The patients give similar behavioural reports in both groups, but the intervention seems to have decreased referrals to diabetes clinics and increased the number of consultations (table 6). The main difference was that more intervention patients than control patients had four consultations a year (28% (129/459) v 19% (77/414) of control patients) and fewer had 0-1 consultations a year (10% (44/459) v 23% (95/414)). Hospital admission, severe hypoglycaemia, and experience of symptoms were similar in both groups. Hypoglycaemic episodes were suspected in 23% (12/53) of intervention and 11% (6/57) of comparison patients receiving insulin.
Discussion
This long term randomised trial in primary care shows that a multifaceted intervention directed at general practitioners moderates risk factors of patients with newly diagnosed type 2 diabetes. The interventions included regular follow up and individualised goals for patients supported by prompting of doctors, clinical guidelines, feedback, and continuing medical education. We achieved the same level of risk factors as recent large intervention studies from secondary care without the expected adverse weight gain.1,2,5
The randomisation of practices was successful both on doctor and patient level, and follow up was completed for 90% of surviving patients, which may be because of our simple, precisely defined eligibility criteria and measures.20 The list system with a well defined background population in each practice, the few exclusions, the unchanged inclusion activity over time irrespective of treatment allocation, and doctors' self reports suggest that our patients are likely to be representative of the general population of newly diagnosed diabetic people. This is an advantage over intervention studies in secondary care, which often use selected study populations.1
Predefined outcomes
Modern diabetes care is founded on the results from the UK prospective diabetes study1 2 and Steno type 2 study5 and post hoc analyses of hypertension and lipid trials.3,4 In retrospect, our study was underpowered to detect differences in the primary outcomes in an intention to treat analysis after only six years.1,2 Furthermore, some outcome measures lacked precision because we kept the demands on practitioners and patients to a minimum to prevent attrition.20 Comparison doctors may also have managed their patients more effectively than the average practitioner,21 decreasing the size of any effect.
Risk factors
After almost six years of intervention, the glycaemic control in the intervention group was similar to that achieved in the intervention arms of the Steno type 2 study5 and UK prospective diabetes study at the same point.1 The result is put into perspective by the relatively high median plasma glucose concentration at presentation in our study (13.8 mmol/l) compared with the UK prospective diabetes study (11.3 mmol/l), primarily reflecting the low diagnostic limit in that study.

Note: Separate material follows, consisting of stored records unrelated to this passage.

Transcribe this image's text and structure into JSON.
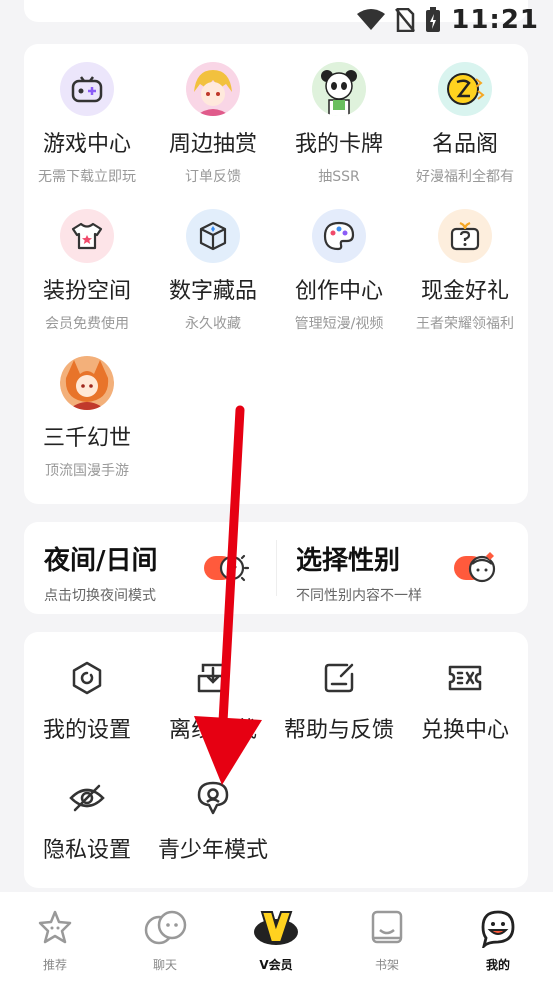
{
  "status_bar": {
    "time": "11:21"
  },
  "services": [
    {
      "title": "游戏中心",
      "subtitle": "无需下载立即玩",
      "icon": "gamepad-icon"
    },
    {
      "title": "周边抽赏",
      "subtitle": "订单反馈",
      "icon": "anime-avatar-icon"
    },
    {
      "title": "我的卡牌",
      "subtitle": "抽SSR",
      "icon": "panda-avatar-icon"
    },
    {
      "title": "名品阁",
      "subtitle": "好漫福利全都有",
      "icon": "brand-icon"
    },
    {
      "title": "装扮空间",
      "subtitle": "会员免费使用",
      "icon": "tshirt-icon"
    },
    {
      "title": "数字藏品",
      "subtitle": "永久收藏",
      "icon": "cube-icon"
    },
    {
      "title": "创作中心",
      "subtitle": "管理短漫/视频",
      "icon": "palette-icon"
    },
    {
      "title": "现金好礼",
      "subtitle": "王者荣耀领福利",
      "icon": "gift-question-icon"
    },
    {
      "title": "三千幻世",
      "subtitle": "顶流国漫手游",
      "icon": "fox-girl-avatar-icon"
    }
  ],
  "toggles": {
    "night": {
      "title": "夜间/日间",
      "subtitle": "点击切换夜间模式"
    },
    "gender": {
      "title": "选择性别",
      "subtitle": "不同性别内容不一样"
    }
  },
  "tools": [
    {
      "label": "我的设置",
      "icon": "settings-icon"
    },
    {
      "label": "离线下载",
      "icon": "download-icon"
    },
    {
      "label": "帮助与反馈",
      "icon": "feedback-icon"
    },
    {
      "label": "兑换中心",
      "icon": "ticket-icon"
    },
    {
      "label": "隐私设置",
      "icon": "eye-off-icon"
    },
    {
      "label": "青少年模式",
      "icon": "teen-mode-icon"
    }
  ],
  "bottom_nav": [
    {
      "label": "推荐",
      "icon": "star-icon"
    },
    {
      "label": "聊天",
      "icon": "chat-icon"
    },
    {
      "label": "V会员",
      "icon": "vip-icon"
    },
    {
      "label": "书架",
      "icon": "bookshelf-icon"
    },
    {
      "label": "我的",
      "icon": "profile-icon"
    }
  ],
  "colors": {
    "accent": "#ff5a3c",
    "vip": "#ffd21f",
    "annotation_arrow": "#e60012"
  }
}
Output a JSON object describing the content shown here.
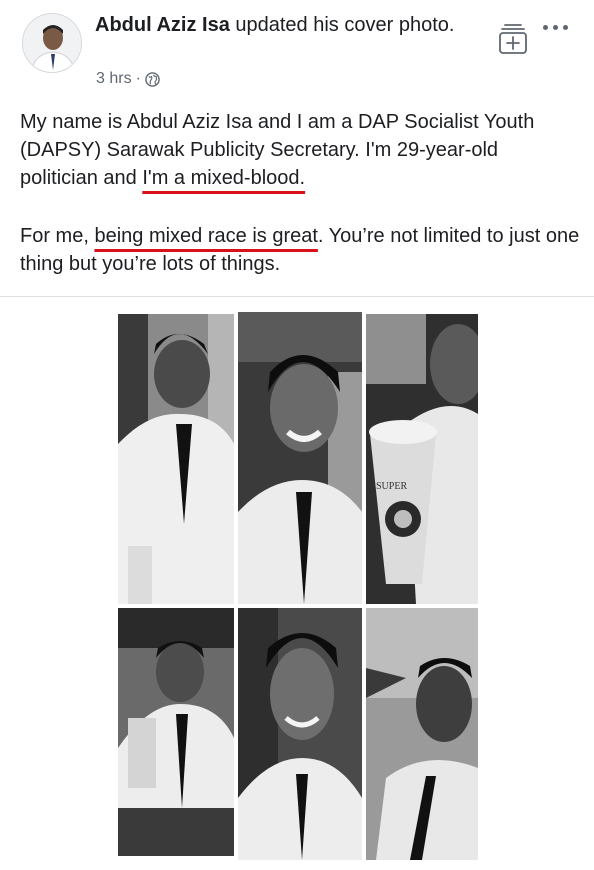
{
  "post": {
    "author": "Abdul Aziz Isa",
    "action": " updated his cover photo.",
    "time": "3 hrs",
    "separator": "·",
    "privacy_icon": "globe-icon",
    "save_icon": "save-post-icon",
    "more_icon": "more-options-icon",
    "paragraph1": {
      "before": "My name is Abdul Aziz Isa and I am a DAP Socialist Youth (DAPSY) Sarawak Publicity Secretary. I'm 29-year-old politician and ",
      "highlight": "I'm a mixed-blood.",
      "after": ""
    },
    "paragraph2": {
      "before": "For me, ",
      "highlight": "being mixed race is great",
      "after": ". You’re not limited to just one thing but you’re lots of things."
    },
    "cup_text": "SUPER",
    "highlight_color": "#d9111b",
    "photos": [
      "photo-1",
      "photo-2",
      "photo-3",
      "photo-4",
      "photo-5",
      "photo-6"
    ]
  }
}
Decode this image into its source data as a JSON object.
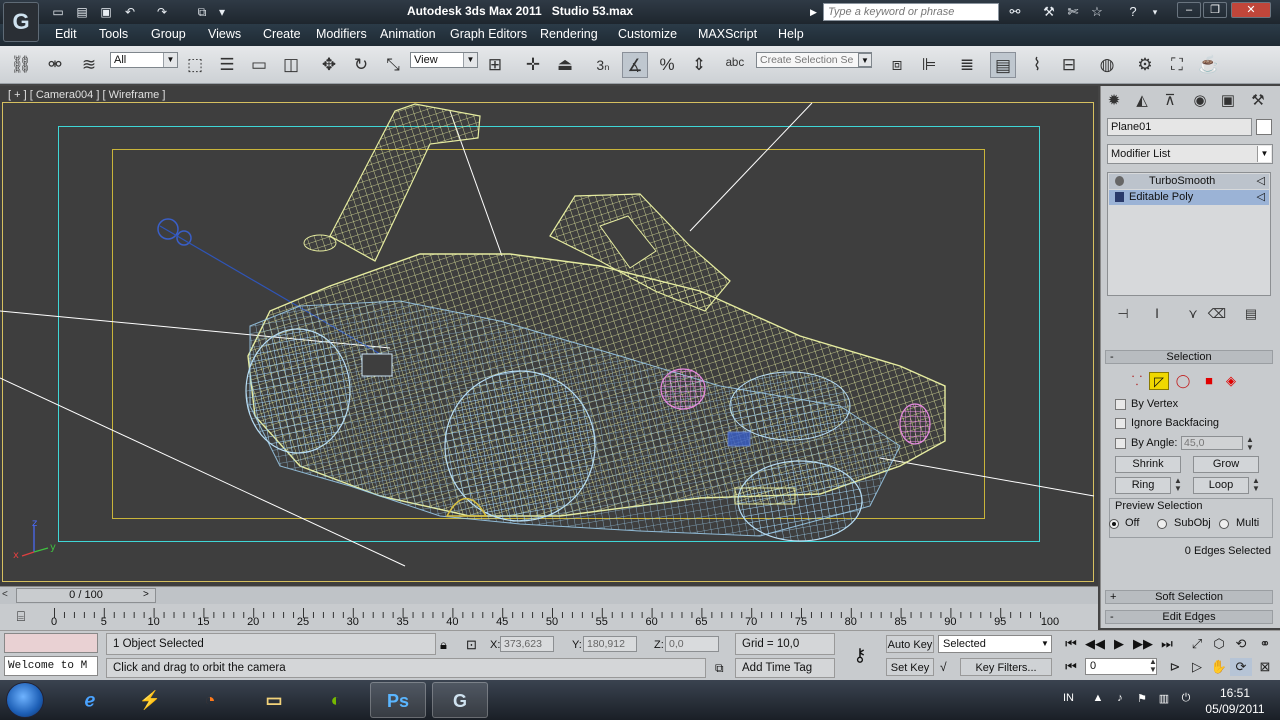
{
  "window": {
    "title": "Autodesk 3ds Max 2011",
    "file": "Studio 53.max",
    "search_placeholder": "Type a keyword or phrase"
  },
  "menubar": {
    "items": [
      "Edit",
      "Tools",
      "Group",
      "Views",
      "Create",
      "Modifiers",
      "Animation",
      "Graph Editors",
      "Rendering",
      "Customize",
      "MAXScript",
      "Help"
    ]
  },
  "toolbar": {
    "selection_filter": "All",
    "ref_coord_system": "View",
    "named_selection_placeholder": "Create Selection Se",
    "snap_label": "3"
  },
  "viewport": {
    "label": "[ + ] [ Camera004 ] [ Wireframe ]",
    "axis_labels": {
      "x": "x",
      "y": "y",
      "z": "z"
    }
  },
  "command_panel": {
    "object_name": "Plane01",
    "modifier_list": "Modifier List",
    "stack": [
      "TurboSmooth",
      "Editable Poly"
    ],
    "selection_rollout": {
      "title": "Selection",
      "by_vertex": "By Vertex",
      "ignore_backfacing": "Ignore Backfacing",
      "by_angle": "By Angle:",
      "angle_value": "45,0",
      "shrink": "Shrink",
      "grow": "Grow",
      "ring": "Ring",
      "loop": "Loop",
      "preview_title": "Preview Selection",
      "preview_options": [
        "Off",
        "SubObj",
        "Multi"
      ],
      "edges_selected": "0 Edges Selected"
    },
    "soft_selection": "Soft Selection",
    "edit_edges": "Edit Edges"
  },
  "timeline": {
    "current": "0 / 100",
    "ticks": [
      "0",
      "5",
      "10",
      "15",
      "20",
      "25",
      "30",
      "35",
      "40",
      "45",
      "50",
      "55",
      "60",
      "65",
      "70",
      "75",
      "80",
      "85",
      "90",
      "95",
      "100"
    ]
  },
  "status": {
    "maxscript_line": "Welcome to M",
    "selection": "1 Object Selected",
    "prompt": "Click and drag to orbit the camera",
    "x_label": "X:",
    "x": "373,623",
    "y_label": "Y:",
    "y": "180,912",
    "z_label": "Z:",
    "z": "0,0",
    "grid": "Grid = 10,0",
    "add_time_tag": "Add Time Tag",
    "auto_key": "Auto Key",
    "set_key": "Set Key",
    "key_mode": "Selected",
    "key_filters": "Key Filters...",
    "frame": "0"
  },
  "taskbar": {
    "apps": [
      "internet-explorer",
      "winamp",
      "firefox",
      "file-explorer",
      "nvidia",
      "photoshop",
      "3dsmax"
    ],
    "photoshop_label": "Ps",
    "tray_language": "IN",
    "time": "16:51",
    "date": "05/09/2011"
  },
  "colors": {
    "viewport_bg": "#3e3e3e",
    "wire_main": "#e6eca0",
    "wire_blue": "#9fd0f0",
    "wire_pink": "#e78be0",
    "safe_frame_cyan": "#3fd6d6",
    "safe_frame_yellow": "#c9b43a"
  }
}
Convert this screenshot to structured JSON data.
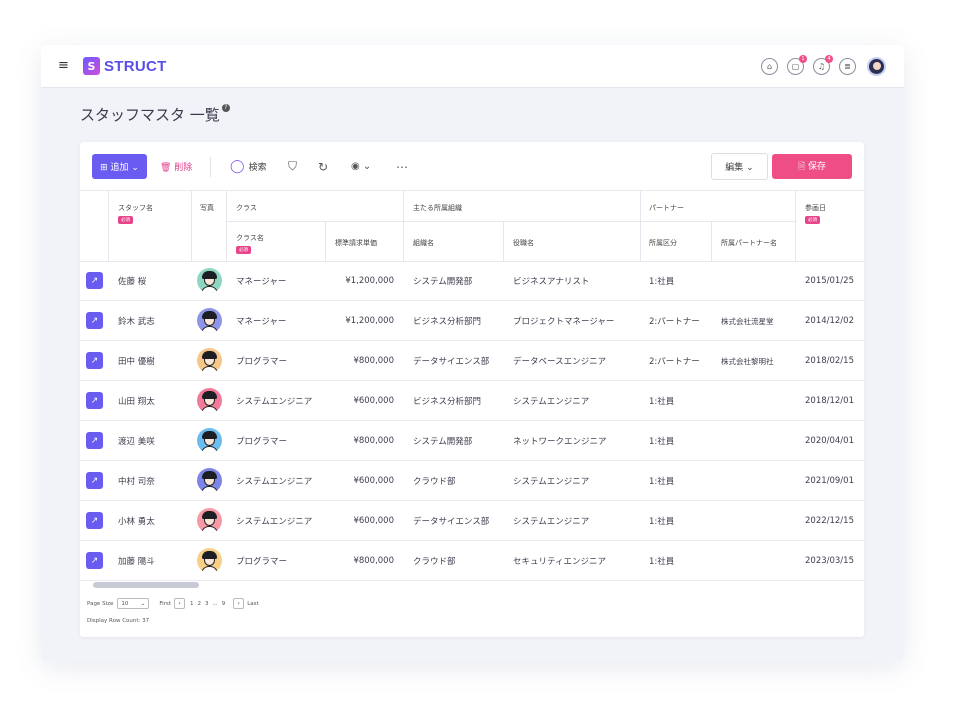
{
  "app": {
    "logo_letter": "S",
    "logo_text": "STRUCT",
    "menu_icon": "≡"
  },
  "header": {
    "icons": [
      {
        "name": "home-icon",
        "glyph": "⌂",
        "badge": ""
      },
      {
        "name": "chat-icon",
        "glyph": "▢",
        "badge": "1"
      },
      {
        "name": "bell-icon",
        "glyph": "♫",
        "badge": "4"
      },
      {
        "name": "note-icon",
        "glyph": "≣",
        "badge": ""
      }
    ]
  },
  "page": {
    "title": "スタッフマスタ 一覧",
    "help": "?"
  },
  "toolbar": {
    "add_label": "⊞ 追加 ⌄",
    "delete_label": "🗑 削除",
    "search_icon": "◯",
    "search_label": "検索",
    "filter_icon": "⛉",
    "refresh_icon": "↻",
    "view_icon": "◉ ⌄",
    "more_icon": "⋯",
    "edit_label": "編集 ⌄",
    "save_label": "🗎 保存"
  },
  "columns": {
    "staff_name": "スタッフ名",
    "photo": "写真",
    "class_group": "クラス",
    "class_name": "クラス名",
    "rate": "標準請求単価",
    "org_group": "主たる所属組織",
    "org_name": "組織名",
    "role": "役職名",
    "partner_group": "パートナー",
    "partner_type": "所属区分",
    "partner_company": "所属パートナー名",
    "join_date": "参画日",
    "required": "必須"
  },
  "rows": [
    {
      "name": "佐藤 桜",
      "class": "マネージャー",
      "rate": "¥1,200,000",
      "org": "システム開発部",
      "role": "ビジネスアナリスト",
      "type": "1:社員",
      "partner": "",
      "date": "2015/01/25",
      "color": "#8fd6c2"
    },
    {
      "name": "鈴木 武志",
      "class": "マネージャー",
      "rate": "¥1,200,000",
      "org": "ビジネス分析部門",
      "role": "プロジェクトマネージャー",
      "type": "2:パートナー",
      "partner": "株式会社流星堂",
      "date": "2014/12/02",
      "color": "#8d95e8"
    },
    {
      "name": "田中 優樹",
      "class": "プログラマー",
      "rate": "¥800,000",
      "org": "データサイエンス部",
      "role": "データベースエンジニア",
      "type": "2:パートナー",
      "partner": "株式会社黎明社",
      "date": "2018/02/15",
      "color": "#f7c78a"
    },
    {
      "name": "山田 翔太",
      "class": "システムエンジニア",
      "rate": "¥600,000",
      "org": "ビジネス分析部門",
      "role": "システムエンジニア",
      "type": "1:社員",
      "partner": "",
      "date": "2018/12/01",
      "color": "#f27a98"
    },
    {
      "name": "渡辺 美咲",
      "class": "プログラマー",
      "rate": "¥800,000",
      "org": "システム開発部",
      "role": "ネットワークエンジニア",
      "type": "1:社員",
      "partner": "",
      "date": "2020/04/01",
      "color": "#6bbcf0"
    },
    {
      "name": "中村 司奈",
      "class": "システムエンジニア",
      "rate": "¥600,000",
      "org": "クラウド部",
      "role": "システムエンジニア",
      "type": "1:社員",
      "partner": "",
      "date": "2021/09/01",
      "color": "#7d85e6"
    },
    {
      "name": "小林 勇太",
      "class": "システムエンジニア",
      "rate": "¥600,000",
      "org": "データサイエンス部",
      "role": "システムエンジニア",
      "type": "1:社員",
      "partner": "",
      "date": "2022/12/15",
      "color": "#f79aa6"
    },
    {
      "name": "加藤 陽斗",
      "class": "プログラマー",
      "rate": "¥800,000",
      "org": "クラウド部",
      "role": "セキュリティエンジニア",
      "type": "1:社員",
      "partner": "",
      "date": "2023/03/15",
      "color": "#f7cf86"
    }
  ],
  "pager": {
    "page_size_label": "Page Size",
    "page_size_value": "10",
    "first_label": "First",
    "prev": "‹",
    "pages": [
      "1",
      "2",
      "3",
      "...",
      "9"
    ],
    "next": "›",
    "last_label": "Last",
    "row_count": "Display Row Count: 37"
  }
}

The glycated haemoglobin fraction in our routine care group, however, was only 0.5% higher than in the structured care group. This reflects the fact that comparison doctors were supposed to “do their best,” and were not under the constraints imposed on doctors treating the comparison group in the UK prospective diabetes study.1 The doctors' reports on their use of study participation and their patients' attitude to it indicate a beneficial effect of study participation in itself. This is highest in the intervention group but also present in the comparison group. The many initiatives taken in Denmark to improve diabetes treatment in primary care may also have contributed.14–16
The favourable weight course, especially in the intervention group, might be ascribed to doctors being taught to await the effect of diet, exercise, and weight loss before starting antidiabetic drugs. This contrast with the strategy in UK prospective diabetes study1 and Steno type 2 study,5 which used stepwise increase of drugs to reach predefined treatment goals. Our individually agreed small, realistic weight losses may have prevented doctors and patients from losing focus on the individual goals for risk factors, in contrast to other approaches to personal care.22
At entry, the average blood pressures in our study (148-150/85 mm Hg) were similar to those in the Steno type 2 study (146-149/85-86 mm Hg)5 but higher than in the UK prospective diabetes study glucose trial(135/82 mm Hg)1 and lower than in its hypertension trial (159-160/94 mm Hg).2 The variation reflects differences in patient age and selection. The average difference between treatment groups in blood pressures was larger than in Steno type 2 study, but smaller than in the UK prospective diabetes study subgroup of hypertensive patients.
Despite reduced glycosuria, the symptom burden as well as a simple measure of self rated health was the same in both groups as in the UK prospective diabetes study.23 Our focus on individualised treatment therefore did not affect wellbeing measurably, although wellbeing has been reported to improve in patient centred diabetes care.22 Our failure to show a clinically important improvement in dyslipidaemia may be connected to our adoption of the relatively lax targets for lipid concentrations that were in use in 1988-95.14–16
What caused the reduction in risk factors?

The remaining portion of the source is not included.